Re: Recursive Defs

nebel@cs.uni-sb.de
Organization: Universitaet des Saarlandes
              D-6600 Saarbruecken FRG
Message-id: <9007301428.AA24473@fb14vax.cs.uni-sb.de>
To: Ramesh Patil <RAMESH@vaxa.isi.edu>
Cc: nebel@cs.uni-sb.de, interlingua@vaxa.isi.edu
Subject: Re: Recursive Defs 
In-Reply-To: Your message of Fri, 27 Jul 90 14:35:38 -0700.
             <649114538.0.RAMESH@VAXA.ISI.EDU> 
Date: Mon, 30 Jul 90 16:28:16 N
From: nebel@cs.uni-sb.de
Ramesh:

>After looking at Bernhard's definition of human, I am not sure
>that that example serves as a good example for testing fixed point
>semantics.  

>There are a number of problems, first our understanding of
>human is a ``natural kind'' not a defined concept.  

Ok.

>Second if
>every human being had two parents as defined, then we do not have
>the base case for induction, we need to posit that Adam and Eve
>are human and then one has a base case.

Despite the fact that without disjunction it is not possible to
express the base case, I would claim that for our
common-sense understanding it is not necessary to worry about whether there was
a first human or not. Everbody I know has 2 parents.


>Similarly, we cannot say that offsprings of human are human.  The definition
>only states that offsprings of TWO humans are human. 

I guess you are referring to KIT Report 58, Figure 7. In that case, we
have for all x,y: human(x) and offspring(x,y) => human(y), i.e. we
only need one parent to infer the humaness of the offspring. In turn,
it follows that y has two parents who are humans.

>Thus the counterintutive
>results derieved from least and greatest fixed point are really not
>counterintutive, given the definition.

Well, well, "counter-intuitive" is a very relative word -- namely,
relative to your intuition. One intuition could be that the definition
of a term specifies the "recognition conditions", i.e., an individual
belongs to the denotation of a concept if it satisfies all conditions
in the definition. Obviously this intuition is at odds with the idea
that a definition selects a unique denotation for a concept relative
to given denotations (see message to Dave). 

In any case, least fixed
points are counter-intuitive in a terminological logic where you
have only (and C D), (all R C), and (exists R) since concepts that use
(exists R) and are defined circularly over R have an empty denotation.

[Of course, once you have understood why the denotation is empty, it's
not any longer counter-intuitive, but it follows straightforwardly
>From the definition of the least fixed point. Nevertheless, it looks
unnatural and prohibits the use of such constructions which seems to
be useful sometimes.]

>It is also not surprising that
>defintion of human is no different from that of dog or cat or any other animal.
>TThis should be expected given the definition of human and given that there
>is no special meaning attached to the names of these definitions.

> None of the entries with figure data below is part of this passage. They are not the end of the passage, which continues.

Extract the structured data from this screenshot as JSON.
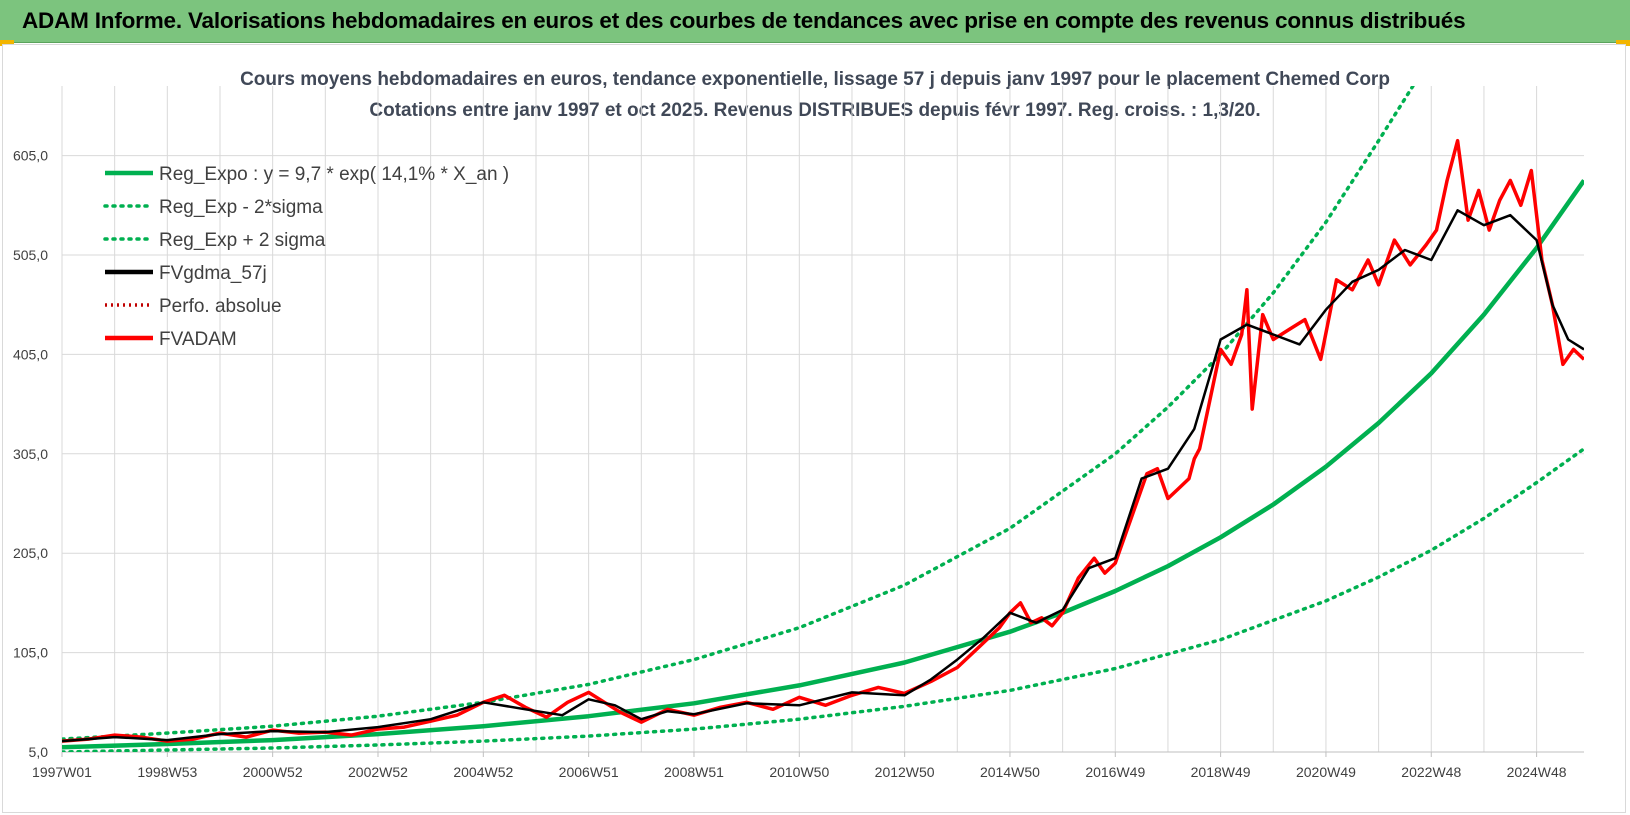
{
  "header": {
    "title": "ADAM Informe. Valorisations hebdomadaires en euros et des courbes de tendances avec prise en compte des revenus connus distribués"
  },
  "colors": {
    "banner": "#7cc47e",
    "regression": "#00b050",
    "fvadam": "#ff0000",
    "smoothed": "#000000",
    "perfo": "#c00000",
    "grid": "#d9d9d9",
    "accent_corner": "#f2b500"
  },
  "chart_data": {
    "type": "line",
    "title": "Cours moyens hebdomadaires en euros, tendance exponentielle, lissage 57 j depuis janv 1997 pour le placement Chemed Corp",
    "subtitle": "Cotations entre janv 1997 et oct 2025. Revenus DISTRIBUES depuis févr 1997. Reg. croiss. : 1,3/20.",
    "xlabel": "",
    "ylabel": "",
    "ylim": [
      5,
      675
    ],
    "y_ticks": [
      "605,0",
      "505,0",
      "405,0",
      "305,0",
      "205,0",
      "105,0",
      "5,0"
    ],
    "y_tick_values": [
      605,
      505,
      405,
      305,
      205,
      105,
      5
    ],
    "x_ticks": [
      "1997W01",
      "1998W53",
      "2000W52",
      "2002W52",
      "2004W52",
      "2006W51",
      "2008W51",
      "2010W50",
      "2012W50",
      "2014W50",
      "2016W49",
      "2018W49",
      "2020W49",
      "2022W48",
      "2024W48"
    ],
    "x_tick_values": [
      1997.0,
      1999.0,
      2001.0,
      2003.0,
      2005.0,
      2007.0,
      2009.0,
      2011.0,
      2013.0,
      2015.0,
      2017.0,
      2019.0,
      2021.0,
      2023.0,
      2025.0
    ],
    "x_range": [
      1997.0,
      2025.9
    ],
    "grid": true,
    "legend_position": "top-left",
    "series": [
      {
        "name": "Reg_Expo : y = 9,7 * exp( 14,1% *  X_an )",
        "style": "solid-thick",
        "x": [
          1997.0,
          1999.0,
          2001.0,
          2003.0,
          2005.0,
          2007.0,
          2009.0,
          2011.0,
          2013.0,
          2015.0,
          2016.0,
          2017.0,
          2018.0,
          2019.0,
          2020.0,
          2021.0,
          2022.0,
          2023.0,
          2024.0,
          2025.0,
          2025.9
        ],
        "y": [
          9.7,
          13,
          17,
          23,
          31,
          41,
          54,
          72,
          95,
          126,
          145,
          167,
          192,
          221,
          254,
          292,
          336,
          386,
          445,
          512,
          580
        ]
      },
      {
        "name": "Reg_Exp - 2*sigma",
        "style": "dotted",
        "x": [
          1997.0,
          1999.0,
          2001.0,
          2003.0,
          2005.0,
          2007.0,
          2009.0,
          2011.0,
          2013.0,
          2015.0,
          2017.0,
          2019.0,
          2021.0,
          2022.0,
          2023.0,
          2024.0,
          2025.0,
          2025.9
        ],
        "y": [
          5,
          7,
          9,
          12,
          16,
          21,
          28,
          38,
          51,
          67,
          89,
          118,
          157,
          181,
          208,
          240,
          276,
          310
        ]
      },
      {
        "name": "Reg_Exp + 2 sigma",
        "style": "dotted",
        "x": [
          1997.0,
          1999.0,
          2001.0,
          2003.0,
          2005.0,
          2007.0,
          2009.0,
          2011.0,
          2013.0,
          2015.0,
          2017.0,
          2018.0,
          2019.0,
          2020.0,
          2021.0,
          2022.0,
          2022.95,
          2025.9
        ],
        "y": [
          18,
          24,
          31,
          41,
          55,
          73,
          98,
          130,
          173,
          230,
          305,
          352,
          405,
          467,
          538,
          620,
          700,
          700
        ]
      },
      {
        "name": "FVgdma_57j",
        "style": "solid",
        "x": [
          1997.0,
          1998.0,
          1999.0,
          2000.0,
          2001.0,
          2002.0,
          2003.0,
          2004.0,
          2005.0,
          2005.8,
          2006.5,
          2007.0,
          2007.5,
          2008.0,
          2008.5,
          2009.0,
          2010.0,
          2011.0,
          2012.0,
          2013.0,
          2013.5,
          2014.0,
          2014.5,
          2015.0,
          2015.5,
          2016.0,
          2016.5,
          2017.0,
          2017.5,
          2018.0,
          2018.5,
          2019.0,
          2019.5,
          2020.0,
          2020.5,
          2021.0,
          2021.5,
          2022.0,
          2022.5,
          2023.0,
          2023.5,
          2024.0,
          2024.5,
          2025.0,
          2025.3,
          2025.6,
          2025.9
        ],
        "y": [
          16,
          20,
          17,
          23,
          26,
          25,
          30,
          38,
          55,
          48,
          42,
          58,
          52,
          38,
          46,
          43,
          54,
          52,
          65,
          62,
          78,
          98,
          120,
          145,
          135,
          148,
          190,
          200,
          280,
          290,
          330,
          420,
          435,
          425,
          415,
          450,
          478,
          490,
          510,
          500,
          550,
          535,
          545,
          520,
          455,
          420,
          410
        ]
      },
      {
        "name": "Perfo. absolue",
        "style": "dotted",
        "x": [],
        "y": []
      },
      {
        "name": "FVADAM",
        "style": "solid-thick",
        "x": [
          1997.0,
          1997.5,
          1998.0,
          1998.5,
          1999.0,
          1999.5,
          2000.0,
          2000.5,
          2001.0,
          2001.5,
          2002.0,
          2002.5,
          2003.0,
          2003.5,
          2004.0,
          2004.5,
          2005.0,
          2005.4,
          2005.8,
          2006.2,
          2006.6,
          2007.0,
          2007.3,
          2007.6,
          2008.0,
          2008.5,
          2009.0,
          2009.5,
          2010.0,
          2010.5,
          2011.0,
          2011.5,
          2012.0,
          2012.5,
          2013.0,
          2013.5,
          2014.0,
          2014.4,
          2014.8,
          2015.0,
          2015.2,
          2015.4,
          2015.6,
          2015.8,
          2016.0,
          2016.3,
          2016.6,
          2016.8,
          2017.0,
          2017.3,
          2017.6,
          2017.8,
          2018.0,
          2018.2,
          2018.4,
          2018.5,
          2018.6,
          2018.8,
          2019.0,
          2019.2,
          2019.4,
          2019.5,
          2019.6,
          2019.8,
          2020.0,
          2020.3,
          2020.6,
          2020.9,
          2021.2,
          2021.5,
          2021.8,
          2022.0,
          2022.3,
          2022.6,
          2022.9,
          2023.1,
          2023.3,
          2023.5,
          2023.7,
          2023.9,
          2024.1,
          2024.3,
          2024.5,
          2024.7,
          2024.9,
          2025.1,
          2025.3,
          2025.5,
          2025.7,
          2025.9
        ],
        "y": [
          16,
          18,
          22,
          20,
          16,
          18,
          24,
          20,
          27,
          24,
          25,
          22,
          28,
          30,
          36,
          42,
          55,
          62,
          50,
          40,
          55,
          65,
          55,
          45,
          35,
          48,
          42,
          50,
          55,
          48,
          60,
          52,
          62,
          70,
          64,
          76,
          90,
          110,
          130,
          145,
          155,
          135,
          140,
          132,
          145,
          180,
          200,
          185,
          195,
          240,
          285,
          290,
          260,
          270,
          280,
          300,
          310,
          360,
          410,
          395,
          425,
          470,
          350,
          445,
          420,
          430,
          440,
          400,
          480,
          470,
          500,
          475,
          520,
          495,
          515,
          530,
          580,
          620,
          540,
          570,
          530,
          560,
          580,
          555,
          590,
          500,
          455,
          395,
          410,
          400
        ]
      }
    ]
  }
}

I agree! Funny enough, the descriptive semantics (which just the usual
first-order semantics) assigns a special meaning to the names.

>I think as dave Mcallester suggests, we need to give fixed point
>semantics more serious consideration.

I agree as well. There is one VERY BIG problem though: Least and
greatest fixpoints have the property to be very rare. If you add, for
instance, negation to the language I described above, LFP's and GFP's
do not exist any longer. There is a similar situation in logic
programming. If your program is really Horn (i.e. head and body
contain only positive literals), then its least Herbrand model is the
least fixpoint of a certain operator. If we allow for negation in the
body of a clause, usually there is no least Herbrand model or least
fixpoint and you have to use a lot of machinery in order to identify
other "interesting" models which are in some sense "least".